For some it is a night of fun at the expense of others, and for some a night of fear.
“Judas Night will be April 15. Some nasties always build a huge fire in the road in front of my farm and we neighbors have to call 911 and put out the fire. Last year about a dozen police came on motorcycles so they could cross through cafetales and farmland and they said they were all over Alajuela that night,” writes Mitzi.
The tradition of a night of pranks and tricks goes back hundreds of years, to old Spain and the colonization of Latin America and represents punishment for Judas Iscariot, the fallen apostle and traitor who sold out Jesus for thirty pieces of silver. In colonial times the idea was to publicly expose the sins of the local population followed by burning or hanging (and sometimes both) an effigy of Judas as the sinner.
An effigy of Judas, made with old clothes stuffed with grass or hay is an integral part of Judas night even today. In the not too distant past events of Judas Night resembled Halloween and Guy Fawkes night with youths roaming the roads with a Judas and calling on neighbors in the dark of night, sometimes shaking a house to hear the inhabitants scream, or to carry off all the not-nailed-down possessions such as plants, tools, even ox carts, and in one case still remembered, an outhouse to the village square.
Men of retirement age will smile as they relate what a night it was, rolling the ox cart with its sleeping owner under the chicken roost to catch-all the droppings, rounding up a pig to place next to the one-to-many neighbor sleeping it off at the side of the road, or stealing everyone’s front gate and leaving them in a pile for the owners to sort out. Even the time a neighbor came after them with a shotgun merits a grin.
This night of revery was followed by an early Easter morning sound-off as Judases from all the surrounding neighborhoods and barrios, some stuffed with firecrackers were gathered in the soccer field in front of the church and torched just as the sun crept over the eastern horizon. Needless to say, the priests were furious at this demonic display, and so were all the people out looking for their plants, tools, ox carts and outhouses.
In 1870, a book, Testamento de Judas, by the beleaguered parish priest of San Ramon, Father Joaquin Garcia Carrillo, was read to an embarrassed community on Judas Night. Written all in verse as befitting the City of Poets, he exposed the frailties of his parishioners, including names; those who indulge in drinking and card playing, those too miserly or too lazy to support their church, and those who nag and scold.

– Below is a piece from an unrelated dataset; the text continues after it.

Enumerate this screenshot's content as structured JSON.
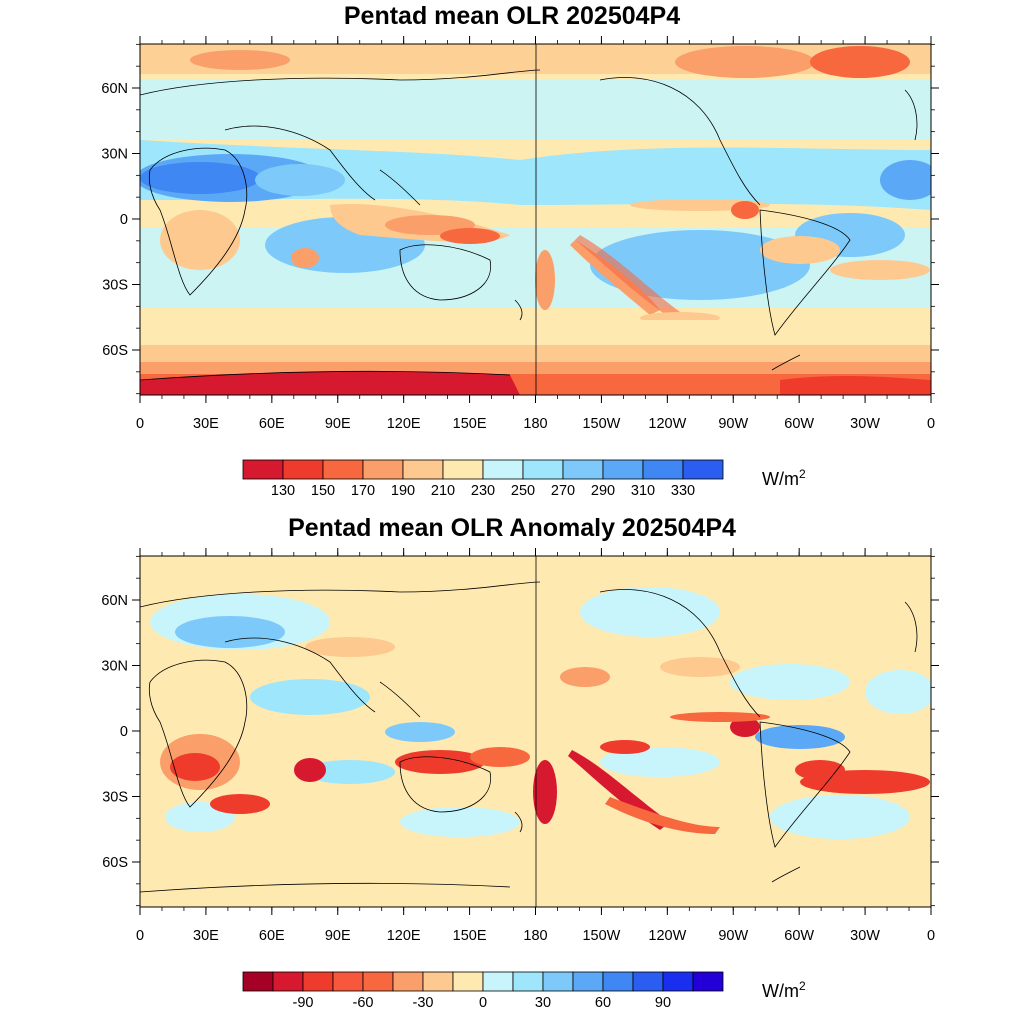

The book became a sensation and continues to be read on Judas Night in some places.
Sad to say, Judas Night is not what it used to be and some young people consider it their night to vandalize and cause damage to property by setting huge bonfires and breaking windows, giving the police and fire departments a very busy time on Judas Night.
But now there’s also an up side to counter balance the bad. In some areas neighbors and community organizations continue the tradition of making and burning a Judas but at an early hour when families can attend, the young and the old, so that the children can learn about this tradition first hand, and the older ones can relive one of the special nights of their youth.